Mientras Amy hablaba, un lagrimón cayó sobre el cabello dorado de la
niña, que dormía en sus brazos, pues su amada hija era un ser frágil y el
miedo a perderla era la única sombra que enturbiaba la afortunada vida de
Amy. Aquella cruz había hecho mucho bien a los padres, porque la pareja
estaba más unida no solo por el amor, sino también por el dolor. Amy era
cada vez más dulce, profunda y tierna, y Laurie se había vuelto más serio,
fuerte y firme; ambos estaban aprendiendo que la belleza, la juventud, la
fortuna e incluso el amor no evitan que los más bendecidos conozcan la
preocupación y el pesar, la pérdida y la aflicción, porque:
En toda vida, hay días de lluvia,
días oscuros y días tristes y grises.
—Está mejorando, querida, estoy segura de ello. No pierdas la esperanza
ni la alegría —repuso la señora March cuando la amorosa Daisy se inclinó
desde su regazo para acercar su sonrosada mejilla a la de su pálida prima.
—No desfalleceré mientras te tenga a ti para animarme, mamá, y a Laurie
para llevar más de la mitad de la carga —afirmó Amy con cariño—. Ante mí,
nunca da muestras de preocupación, es atento y paciente conmigo, y
afectuoso con Beth.

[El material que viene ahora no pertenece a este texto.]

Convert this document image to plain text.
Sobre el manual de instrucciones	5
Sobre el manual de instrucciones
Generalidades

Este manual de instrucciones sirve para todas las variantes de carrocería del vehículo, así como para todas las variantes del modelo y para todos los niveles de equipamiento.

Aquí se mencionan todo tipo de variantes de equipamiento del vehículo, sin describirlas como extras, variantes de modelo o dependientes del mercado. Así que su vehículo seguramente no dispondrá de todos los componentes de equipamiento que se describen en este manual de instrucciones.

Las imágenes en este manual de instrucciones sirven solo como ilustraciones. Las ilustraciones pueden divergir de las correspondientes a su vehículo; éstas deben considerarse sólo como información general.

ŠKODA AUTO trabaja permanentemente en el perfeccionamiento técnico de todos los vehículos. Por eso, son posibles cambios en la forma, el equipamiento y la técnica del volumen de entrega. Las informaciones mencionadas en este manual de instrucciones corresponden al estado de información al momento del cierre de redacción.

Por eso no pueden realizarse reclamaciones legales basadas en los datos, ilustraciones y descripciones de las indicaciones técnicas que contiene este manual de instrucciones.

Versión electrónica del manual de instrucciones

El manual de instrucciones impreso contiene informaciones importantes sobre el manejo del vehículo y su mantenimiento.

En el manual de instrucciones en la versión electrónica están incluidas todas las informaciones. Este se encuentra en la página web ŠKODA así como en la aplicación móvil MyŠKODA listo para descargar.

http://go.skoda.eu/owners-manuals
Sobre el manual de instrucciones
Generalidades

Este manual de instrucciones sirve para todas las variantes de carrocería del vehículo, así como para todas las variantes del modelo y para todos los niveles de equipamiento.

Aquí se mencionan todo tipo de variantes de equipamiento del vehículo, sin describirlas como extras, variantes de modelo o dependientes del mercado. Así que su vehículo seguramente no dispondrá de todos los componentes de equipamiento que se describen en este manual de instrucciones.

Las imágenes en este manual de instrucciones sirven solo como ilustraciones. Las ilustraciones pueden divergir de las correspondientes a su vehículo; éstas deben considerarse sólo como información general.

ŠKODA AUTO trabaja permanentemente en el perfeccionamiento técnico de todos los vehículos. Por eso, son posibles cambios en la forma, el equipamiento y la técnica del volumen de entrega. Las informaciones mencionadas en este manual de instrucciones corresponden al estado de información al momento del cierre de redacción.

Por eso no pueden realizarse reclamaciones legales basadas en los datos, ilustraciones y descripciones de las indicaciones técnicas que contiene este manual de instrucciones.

Es mi mayor apoyo y consuelo. ¡Le quiero mucho! Así
que, a pesar de mi cruz, puedo decir, al igual que Meg, que soy una mujer feliz.

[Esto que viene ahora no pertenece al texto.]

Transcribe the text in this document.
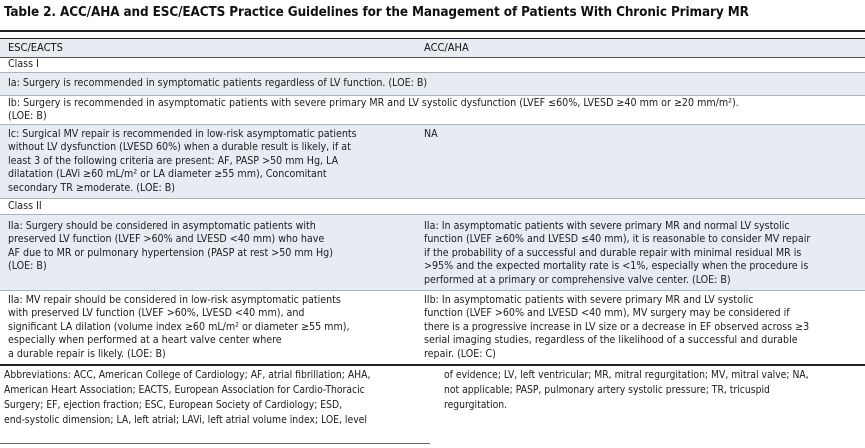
Table 2. ACC/AHA and ESC/EACTS Practice Guidelines for the Management of Patients With Chronic Primary MR
ESC/EACTS	ACC/AHA
Class I
Ia: Surgery is recommended in symptomatic patients regardless of LV function. (LOE: B)
Ib: Surgery is recommended in asymptomatic patients with severe primary MR and LV systolic dysfunction (LVEF ≤60%, LVESD ≥40 mm or ≥20 mm/m²).
(LOE: B)
Ic: Surgical MV repair is recommended in low-risk asymptomatic patients
without LV dysfunction (LVESD 60%) when a durable result is likely, if at
least 3 of the following criteria are present: AF, PASP >50 mm Hg, LA
dilatation (LAVi ≥60 mL/m² or LA diameter ≥55 mm), Concomitant
secondary TR ≥moderate. (LOE: B)
NA
Class II
IIa: Surgery should be considered in asymptomatic patients with
preserved LV function (LVEF >60% and LVESD <40 mm) who have
AF due to MR or pulmonary hypertension (PASP at rest >50 mm Hg)
(LOE: B)
IIa: In asymptomatic patients with severe primary MR and normal LV systolic
function (LVEF ≥60% and LVESD ≤40 mm), it is reasonable to consider MV repair
if the probability of a successful and durable repair with minimal residual MR is
>95% and the expected mortality rate is <1%, especially when the procedure is
performed at a primary or comprehensive valve center. (LOE: B)
IIa: MV repair should be considered in low-risk asymptomatic patients
with preserved LV function (LVEF >60%, LVESD <40 mm), and
significant LA dilation (volume index ≥60 mL/m² or diameter ≥55 mm),
especially when performed at a heart valve center where
a durable repair is likely. (LOE: B)
IIb: In asymptomatic patients with severe primary MR and LV systolic
function (LVEF >60% and LVESD <40 mm), MV surgery may be considered if
there is a progressive increase in LV size or a decrease in EF observed across ≥3
serial imaging studies, regardless of the likelihood of a successful and durable
repair. (LOE: C)
Abbreviations: ACC, American College of Cardiology; AF, atrial fibrillation; AHA,
American Heart Association; EACTS, European Association for Cardio-Thoracic
Surgery; EF, ejection fraction; ESC, European Society of Cardiology; ESD,
end-systolic dimension; LA, left atrial; LAVi, left atrial volume index; LOE, level
of evidence; LV, left ventricular; MR, mitral regurgitation; MV, mitral valve; NA,
not applicable; PASP, pulmonary artery systolic pressure; TR, tricuspid
regurgitation.
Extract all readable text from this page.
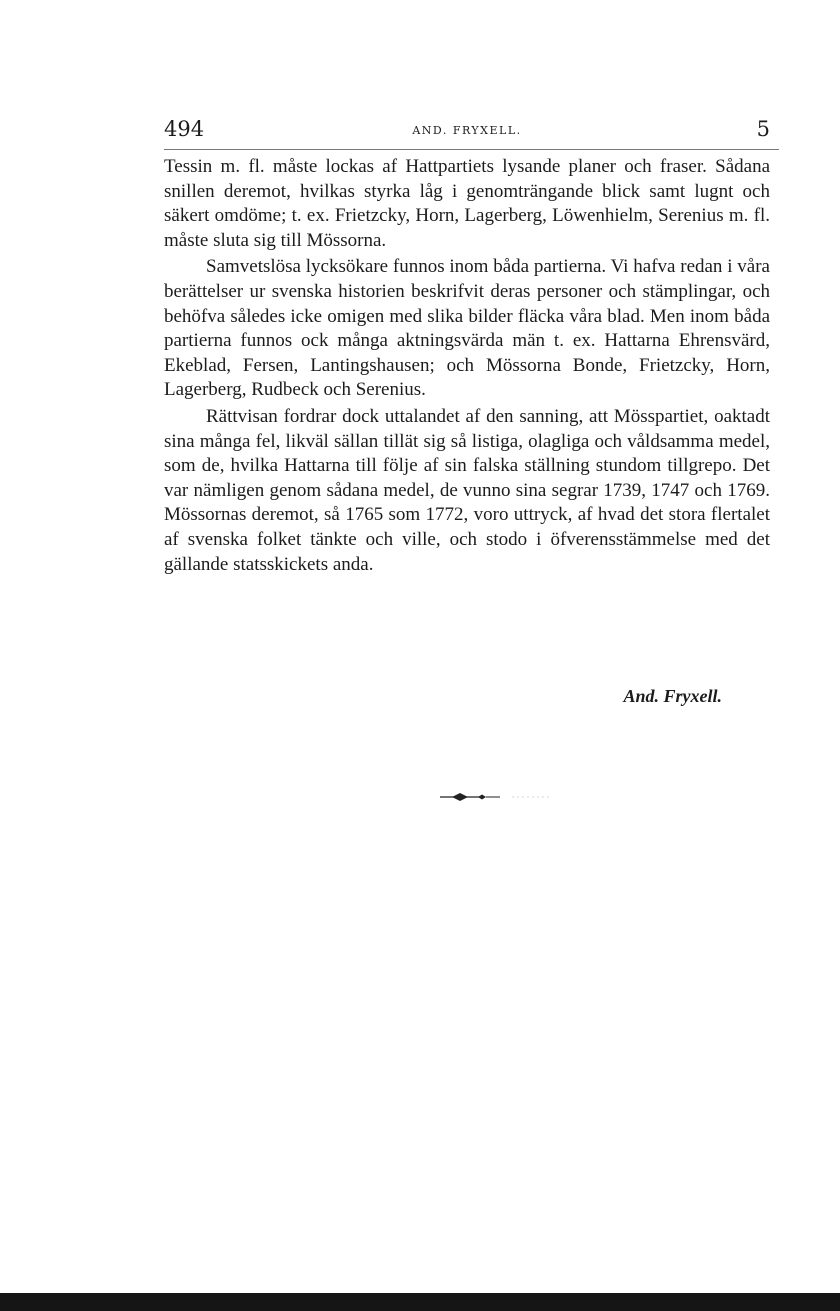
494	AND. FRYXELL.	5

Tessin m. fl. måste lockas af Hattpartiets lysande planer och fraser. Sådana snillen deremot, hvilkas styrka låg i genomträngande blick samt lugnt och säkert omdöme; t. ex. Frietzcky, Horn, Lagerberg, Löwenhielm, Serenius m. fl. måste sluta sig till Mössorna.

Samvetslösa lycksökare funnos inom båda partierna. Vi hafva redan i våra berättelser ur svenska historien beskrifvit deras personer och stämplingar, och behöfva således icke omigen med slika bilder fläcka våra blad. Men inom båda partierna funnos ock många aktningsvärda män t. ex. Hattarna Ehrensvärd, Ekeblad, Fersen, Lantingshausen; och Mössorna Bonde, Frietzcky, Horn, Lagerberg, Rudbeck och Serenius.

Rättvisan fordrar dock uttalandet af den sanning, att Mösspartiet, oaktadt sina många fel, likväl sällan tillät sig så listiga, olagliga och våldsamma medel, som de, hvilka Hattarna till följe af sin falska ställning stundom tillgrepo. Det var nämligen genom sådana medel, de vunno sina segrar 1739, 1747 och 1769. Mössornas deremot, så 1765 som 1772, voro uttryck, af hvad det stora flertalet af svenska folket tänkte och ville, och stodo i öfverensstämmelse med det gällande statsskickets anda.

And. Fryxell.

—No es preciso que yo diga nada, porque salta a la vista que soy mucho
más feliz de lo que merezco —aseguró Jo, y miró a su bondadoso marido y a
sus mofletudos hijos, que daban volteretas por el césped, detrás de ella—.

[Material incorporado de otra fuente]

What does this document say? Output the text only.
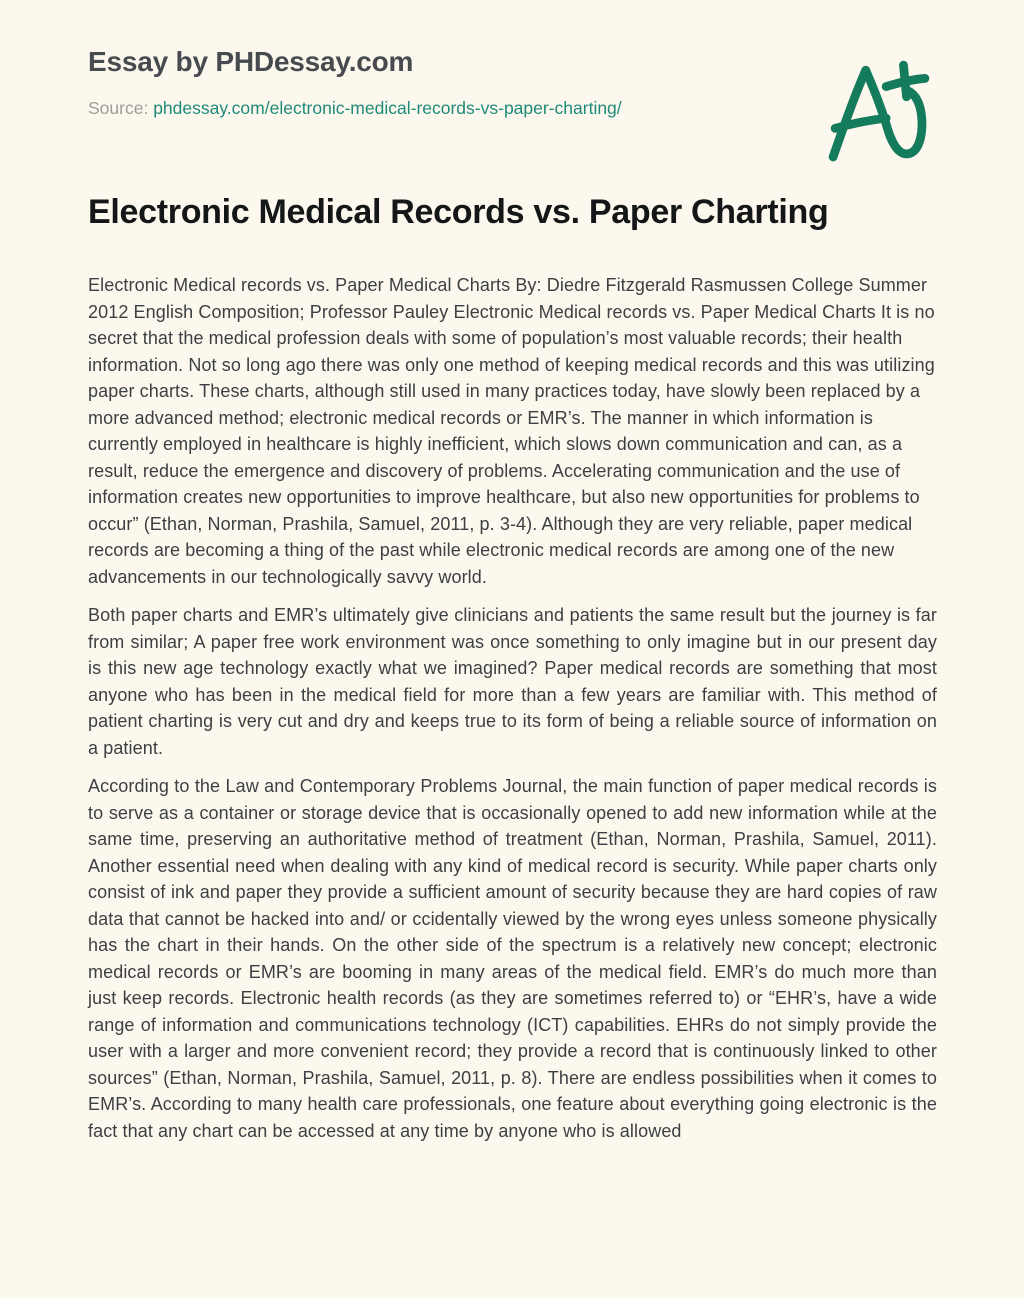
Essay by PHDessay.com
Source: phdessay.com/electronic-medical-records-vs-paper-charting/
Electronic Medical Records vs. Paper Charting

Electronic Medical records vs. Paper Medical Charts By: Diedre Fitzgerald Rasmussen College Summer 2012 English Composition; Professor Pauley Electronic Medical records vs. Paper Medical Charts It is no secret that the medical profession deals with some of population’s most valuable records; their health information. Not so long ago there was only one method of keeping medical records and this was utilizing paper charts. These charts, although still used in many practices today, have slowly been replaced by a more advanced method; electronic medical records or EMR’s. The manner in which information is currently employed in healthcare is highly inefficient, which slows down communication and can, as a result, reduce the emergence and discovery of problems. Accelerating communication and the use of information creates new opportunities to improve healthcare, but also new opportunities for problems to occur” (Ethan, Norman, Prashila, Samuel, 2011, p. 3-4). Although they are very reliable, paper medical records are becoming a thing of the past while electronic medical records are among one of the new advancements in our technologically savvy world.

Both paper charts and EMR’s ultimately give clinicians and patients the same result but the journey is far from similar; A paper free work environment was once something to only imagine but in our present day is this new age technology exactly what we imagined? Paper medical records are something that most anyone who has been in the medical field for more than a few years are familiar with. This method of patient charting is very cut and dry and keeps true to its form of being a reliable source of information on a patient.

According to the Law and Contemporary Problems Journal, the main function of paper medical records is to serve as a container or storage device that is occasionally opened to add new information while at the same time, preserving an authoritative method of treatment (Ethan, Norman, Prashila, Samuel, 2011). Another essential need when dealing with any kind of medical record is security. While paper charts only consist of ink and paper they provide a sufficient amount of security because they are hard copies of raw data that cannot be hacked into and/ or ccidentally viewed by the wrong eyes unless someone physically has the chart in their hands. On the other side of the spectrum is a relatively new concept; electronic medical records or EMR’s are booming in many areas of the medical field. EMR’s do much more than just keep records. Electronic health records (as they are sometimes referred to) or “EHR’s, have a wide range of information and communications technology (ICT) capabilities. EHRs do not simply provide the user with a larger and more convenient record; they provide a record that is continuously linked to other sources” (Ethan, Norman, Prashila, Samuel, 2011, p. 8). There are endless possibilities when it comes to EMR’s. According to many health care professionals, one feature about everything going electronic is the fact that any chart can be accessed at any time by anyone who is allowed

Fritz está encaneciendo y engordando, y yo me estoy volviendo más delgada
que una sombra y tengo más de treinta años. No seremos ricos jamás y
Plumfield podría ser pasto de las llamas una noche de estas, porque el
incorregible Tommy Bangs sigue fumando cigarrillos en la cama, aunque se
ha quemado la ropa en tres ocasiones ya. Pero, a pesar de estos hechos tan
poco románticos, no me puedo quejar de nada y mi vida nunca había sido tan
pistonuda. Perdonad la expresión pero, como vivo rodeada de muchachos, no
puedo evitar utilizar alguna de sus palabras de vez en cuando.
—Sí, Jo, creo que tendrás una buena cosecha —dijo la señora March
espantando con la mano un gran grillo negro que miraba a Teddy desconcertado.
—Ni la mitad de buena que la tuya, mamá. Aquí está la prueba. Nunca te
agradeceremos lo bastante tu paciencia a la hora de sembrar y dejarnos
madurar —comentó Jo, con la amorosa impetuosidad que jamás lograría controlar.
—Espero que, cada año, haya más trigo y menos paja —murmuró Amy.
—Es un buen haz, querida Marmee, pero sé que en tu corazón tienes lugar
para todos —añadió Meg con ternura.
Emocionada, la señora March estiró los brazos como si quisiera acercar a
su pecho a sus hijas y a sus nietos, y dijo, con una expresión y una voz llenas
de amor, gratitud y humildad de madre:
—¡Oh, mis niñas, por mucho que viváis, nunca seréis más felices que hoy!